Puhakka K, Räsänen J, Leijala M, Peltola K
Department of Anesthesiology, University Children's Hospital, Helsinki, Finland.
J Cardiothorac Vasc Anesth. 1994 Dec;8(6):642-8. doi: 10.1016/1053-0770(94)90195-3.
Metabolic responses during recovery from cardiac operations for various congenital heart defects were studied in 30 mechanically ventilated pediatric patients in two groups: infants 1 year or less (group I) and children more than 1 year old (group II). Oxygen consumption (VO2) and carbon dioxide production (VCO2) were measured using a pediatric metabolic monitor intermittently after induction of anesthesia, after skin closure, 2 to 4 hours postoperatively, and on the first postoperative morning in the pediatric intensive care unit. Energy expenditure and respiratory quotient were determined from respiratory gas measurements. Rectal and skin temperatures and hemodynamic variables were recorded at the same time. VO2 increased during rewarming 2 to 4 hours after the operation by 12 +/- 15% in group I and by 24 +/- 19% in group II, while rectal temperature increased by 2.0 +/- 1.2 degrees C and 1.8 +/- 1.4 degrees C, respectively. No further increase in VO2 occurred until the first postoperative morning. A hypermetabolic response was not seen in all cases despite marked thermal changes. High-dose fentanyl anesthesia partly explains the low responses. On the other hand, low cardiac output may also compromise oxygen supply. Sixty-three percent of infants were treated for cardiac failure before surgery and 75% needed inotropic support immediately after the operation. Low central venous oxyhemoglobin saturation values (ScvO2 < 60%) were observed during rewarming, indicating an increase in oxygen extraction secondary to an increased oxygen demand in the brain during recovery from anesthesia, and a low cardiac output or delayed restoration of cerebral blood flow after CPB and deep hypothermia.

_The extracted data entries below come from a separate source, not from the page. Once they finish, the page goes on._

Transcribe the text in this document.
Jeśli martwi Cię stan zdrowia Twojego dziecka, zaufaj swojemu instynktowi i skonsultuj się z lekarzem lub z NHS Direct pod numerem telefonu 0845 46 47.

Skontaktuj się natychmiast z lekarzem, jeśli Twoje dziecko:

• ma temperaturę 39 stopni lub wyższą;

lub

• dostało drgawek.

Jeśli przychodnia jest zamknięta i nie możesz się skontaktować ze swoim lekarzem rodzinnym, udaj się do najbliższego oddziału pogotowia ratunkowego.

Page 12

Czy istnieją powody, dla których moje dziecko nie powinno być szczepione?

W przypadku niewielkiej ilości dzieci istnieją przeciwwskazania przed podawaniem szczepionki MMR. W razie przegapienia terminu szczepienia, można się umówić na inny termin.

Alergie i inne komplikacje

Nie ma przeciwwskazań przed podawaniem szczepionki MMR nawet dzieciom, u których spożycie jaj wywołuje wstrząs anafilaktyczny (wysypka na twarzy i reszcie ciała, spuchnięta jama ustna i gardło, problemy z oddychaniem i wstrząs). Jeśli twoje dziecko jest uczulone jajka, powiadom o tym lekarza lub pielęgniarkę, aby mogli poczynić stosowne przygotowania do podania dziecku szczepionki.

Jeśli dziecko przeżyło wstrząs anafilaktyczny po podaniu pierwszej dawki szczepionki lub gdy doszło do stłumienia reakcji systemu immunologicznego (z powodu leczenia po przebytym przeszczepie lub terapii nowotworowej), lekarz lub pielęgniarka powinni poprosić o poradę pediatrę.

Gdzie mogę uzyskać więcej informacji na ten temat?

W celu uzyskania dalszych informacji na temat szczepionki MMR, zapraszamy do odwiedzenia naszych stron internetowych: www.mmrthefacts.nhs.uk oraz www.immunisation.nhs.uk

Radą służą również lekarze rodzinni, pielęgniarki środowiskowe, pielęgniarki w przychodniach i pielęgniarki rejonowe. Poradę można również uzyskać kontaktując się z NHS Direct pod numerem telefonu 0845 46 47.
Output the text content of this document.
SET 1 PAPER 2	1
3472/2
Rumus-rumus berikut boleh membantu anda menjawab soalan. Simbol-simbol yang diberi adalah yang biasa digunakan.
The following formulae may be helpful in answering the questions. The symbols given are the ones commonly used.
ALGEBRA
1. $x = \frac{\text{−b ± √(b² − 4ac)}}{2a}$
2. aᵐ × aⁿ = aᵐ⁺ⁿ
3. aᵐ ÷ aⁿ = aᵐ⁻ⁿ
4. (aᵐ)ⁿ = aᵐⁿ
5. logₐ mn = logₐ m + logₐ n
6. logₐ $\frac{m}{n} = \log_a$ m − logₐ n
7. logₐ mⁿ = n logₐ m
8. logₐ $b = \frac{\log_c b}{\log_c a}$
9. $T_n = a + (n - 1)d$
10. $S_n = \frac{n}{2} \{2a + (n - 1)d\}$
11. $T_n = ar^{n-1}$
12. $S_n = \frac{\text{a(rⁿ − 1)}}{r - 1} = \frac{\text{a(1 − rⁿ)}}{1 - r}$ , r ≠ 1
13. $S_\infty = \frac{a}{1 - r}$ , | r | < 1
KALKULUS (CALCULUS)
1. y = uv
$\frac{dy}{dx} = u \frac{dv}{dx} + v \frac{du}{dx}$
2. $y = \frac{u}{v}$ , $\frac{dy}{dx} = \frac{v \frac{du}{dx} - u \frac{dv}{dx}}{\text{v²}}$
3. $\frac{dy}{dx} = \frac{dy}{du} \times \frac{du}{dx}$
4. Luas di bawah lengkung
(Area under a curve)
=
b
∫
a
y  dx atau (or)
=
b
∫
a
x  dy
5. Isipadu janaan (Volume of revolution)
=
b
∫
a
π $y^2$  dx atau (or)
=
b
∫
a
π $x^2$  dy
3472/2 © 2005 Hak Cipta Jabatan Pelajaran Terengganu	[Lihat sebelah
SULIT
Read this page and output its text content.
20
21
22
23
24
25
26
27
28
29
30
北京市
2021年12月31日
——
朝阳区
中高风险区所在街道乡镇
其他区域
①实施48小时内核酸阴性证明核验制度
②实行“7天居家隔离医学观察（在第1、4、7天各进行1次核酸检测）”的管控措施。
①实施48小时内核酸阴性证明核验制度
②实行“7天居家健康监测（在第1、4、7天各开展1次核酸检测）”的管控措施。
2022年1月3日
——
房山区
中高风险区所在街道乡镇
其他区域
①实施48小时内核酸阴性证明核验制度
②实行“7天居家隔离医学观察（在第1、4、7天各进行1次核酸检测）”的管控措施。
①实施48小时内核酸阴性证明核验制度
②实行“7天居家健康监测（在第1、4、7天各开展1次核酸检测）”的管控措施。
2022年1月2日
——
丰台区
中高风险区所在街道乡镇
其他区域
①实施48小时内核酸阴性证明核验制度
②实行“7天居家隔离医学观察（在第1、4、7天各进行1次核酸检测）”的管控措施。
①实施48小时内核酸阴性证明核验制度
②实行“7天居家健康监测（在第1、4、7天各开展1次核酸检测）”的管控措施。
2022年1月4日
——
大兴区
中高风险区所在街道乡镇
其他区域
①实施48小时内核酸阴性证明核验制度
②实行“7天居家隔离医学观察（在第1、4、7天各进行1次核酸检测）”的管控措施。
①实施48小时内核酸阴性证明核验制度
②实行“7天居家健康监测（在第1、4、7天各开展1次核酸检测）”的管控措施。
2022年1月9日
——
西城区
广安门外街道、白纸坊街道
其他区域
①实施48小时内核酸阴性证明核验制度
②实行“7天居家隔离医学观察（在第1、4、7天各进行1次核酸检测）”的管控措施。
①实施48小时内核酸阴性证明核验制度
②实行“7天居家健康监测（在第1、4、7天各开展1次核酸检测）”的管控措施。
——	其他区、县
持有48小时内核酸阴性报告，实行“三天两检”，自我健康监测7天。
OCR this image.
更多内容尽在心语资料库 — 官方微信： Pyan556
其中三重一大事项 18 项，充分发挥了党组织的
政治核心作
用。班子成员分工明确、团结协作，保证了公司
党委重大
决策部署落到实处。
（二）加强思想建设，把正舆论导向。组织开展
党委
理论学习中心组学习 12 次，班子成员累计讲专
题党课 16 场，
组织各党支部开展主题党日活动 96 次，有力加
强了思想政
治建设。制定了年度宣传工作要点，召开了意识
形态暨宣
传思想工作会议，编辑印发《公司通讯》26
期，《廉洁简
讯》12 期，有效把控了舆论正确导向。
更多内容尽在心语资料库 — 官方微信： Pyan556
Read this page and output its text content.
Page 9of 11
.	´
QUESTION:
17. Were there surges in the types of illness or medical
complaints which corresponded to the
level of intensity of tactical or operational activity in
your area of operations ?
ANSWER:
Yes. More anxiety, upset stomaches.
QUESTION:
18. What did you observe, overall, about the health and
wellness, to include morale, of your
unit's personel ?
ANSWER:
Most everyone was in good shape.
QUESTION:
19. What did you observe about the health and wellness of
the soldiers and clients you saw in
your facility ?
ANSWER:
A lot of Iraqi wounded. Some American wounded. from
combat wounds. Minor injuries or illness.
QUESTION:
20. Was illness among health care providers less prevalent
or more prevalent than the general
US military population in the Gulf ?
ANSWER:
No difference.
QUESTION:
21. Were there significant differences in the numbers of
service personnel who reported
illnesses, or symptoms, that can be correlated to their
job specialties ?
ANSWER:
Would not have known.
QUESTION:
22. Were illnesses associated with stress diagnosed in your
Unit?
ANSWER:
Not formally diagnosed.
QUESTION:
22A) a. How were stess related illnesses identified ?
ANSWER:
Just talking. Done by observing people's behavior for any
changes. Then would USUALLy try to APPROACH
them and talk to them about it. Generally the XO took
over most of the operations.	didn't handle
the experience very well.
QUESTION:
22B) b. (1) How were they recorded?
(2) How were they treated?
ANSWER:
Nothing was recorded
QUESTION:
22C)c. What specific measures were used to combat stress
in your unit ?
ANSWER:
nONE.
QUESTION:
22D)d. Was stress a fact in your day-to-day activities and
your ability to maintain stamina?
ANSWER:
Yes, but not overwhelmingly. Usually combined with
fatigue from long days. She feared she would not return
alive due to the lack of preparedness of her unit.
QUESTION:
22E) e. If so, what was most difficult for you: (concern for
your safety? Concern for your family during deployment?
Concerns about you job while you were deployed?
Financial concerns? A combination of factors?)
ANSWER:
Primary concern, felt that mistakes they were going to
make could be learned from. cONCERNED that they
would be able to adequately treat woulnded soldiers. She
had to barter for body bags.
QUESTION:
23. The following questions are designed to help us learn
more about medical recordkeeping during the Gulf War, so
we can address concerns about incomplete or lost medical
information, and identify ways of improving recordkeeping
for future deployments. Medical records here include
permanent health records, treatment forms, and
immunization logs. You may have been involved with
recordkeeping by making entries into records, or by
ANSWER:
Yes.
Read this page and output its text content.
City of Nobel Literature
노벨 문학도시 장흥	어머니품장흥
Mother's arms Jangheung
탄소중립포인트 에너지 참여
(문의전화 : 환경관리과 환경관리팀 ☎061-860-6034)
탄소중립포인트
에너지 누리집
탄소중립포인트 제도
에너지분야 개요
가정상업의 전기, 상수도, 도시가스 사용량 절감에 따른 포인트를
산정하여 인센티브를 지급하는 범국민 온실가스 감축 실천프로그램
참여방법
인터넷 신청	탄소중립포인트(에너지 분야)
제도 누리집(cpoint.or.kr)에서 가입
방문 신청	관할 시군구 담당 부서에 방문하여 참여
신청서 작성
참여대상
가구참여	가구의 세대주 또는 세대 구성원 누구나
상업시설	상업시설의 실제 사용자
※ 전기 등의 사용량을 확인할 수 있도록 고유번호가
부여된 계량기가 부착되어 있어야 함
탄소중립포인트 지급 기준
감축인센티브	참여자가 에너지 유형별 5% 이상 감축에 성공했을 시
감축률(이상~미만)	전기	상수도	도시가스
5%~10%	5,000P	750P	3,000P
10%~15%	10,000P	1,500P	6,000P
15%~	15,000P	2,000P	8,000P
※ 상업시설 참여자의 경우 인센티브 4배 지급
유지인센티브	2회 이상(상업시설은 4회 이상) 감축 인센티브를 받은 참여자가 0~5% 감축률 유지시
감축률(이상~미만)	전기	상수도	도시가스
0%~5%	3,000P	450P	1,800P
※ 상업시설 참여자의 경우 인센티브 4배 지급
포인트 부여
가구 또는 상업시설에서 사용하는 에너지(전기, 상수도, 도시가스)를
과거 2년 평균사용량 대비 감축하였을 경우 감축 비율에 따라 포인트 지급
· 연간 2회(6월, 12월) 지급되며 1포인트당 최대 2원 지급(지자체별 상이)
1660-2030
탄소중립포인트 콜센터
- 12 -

对30例接受机械通气的儿科患者进行了研究,这些患者因各种先天性心脏缺陷接受心脏手术,分为两组:1岁及以下婴儿(I组)和1岁以上儿童(II组)。在麻醉诱导后、皮肤缝合后、术后2至4小时以及术后第一个早晨在儿科重症监护病房,使用儿科代谢监测仪间歇性测量氧耗量(VO2)和二氧化碳产生量(VCO2)。根据呼吸气体测量结果确定能量消耗和呼吸商。同时记录直肠温度、皮肤温度和血流动力学变量。术后2至4小时复温期间,I组VO2增加了12±15%,II组增加了24±19%,而直肠温度分别升高了2.0±1.2℃和1.8±1.4℃。直到术后第一个早晨VO2才进一步增加。尽管有明显的体温变化,但并非所有病例都出现高代谢反应。高剂量芬太尼麻醉部分解释了低反应。另一方面,低心输出量也可能影响氧供应。63%的婴儿在手术前接受过心力衰竭治疗,75%在术后立即需要使用正性肌力药物支持。复温期间观察到中心静脉氧合血红蛋白饱和度值较低(ScvO2<60%),表明在麻醉恢复过程中,由于大脑氧需求增加,氧摄取增加,以及体外循环和深度低温后心输出量低或脑血流恢复延迟。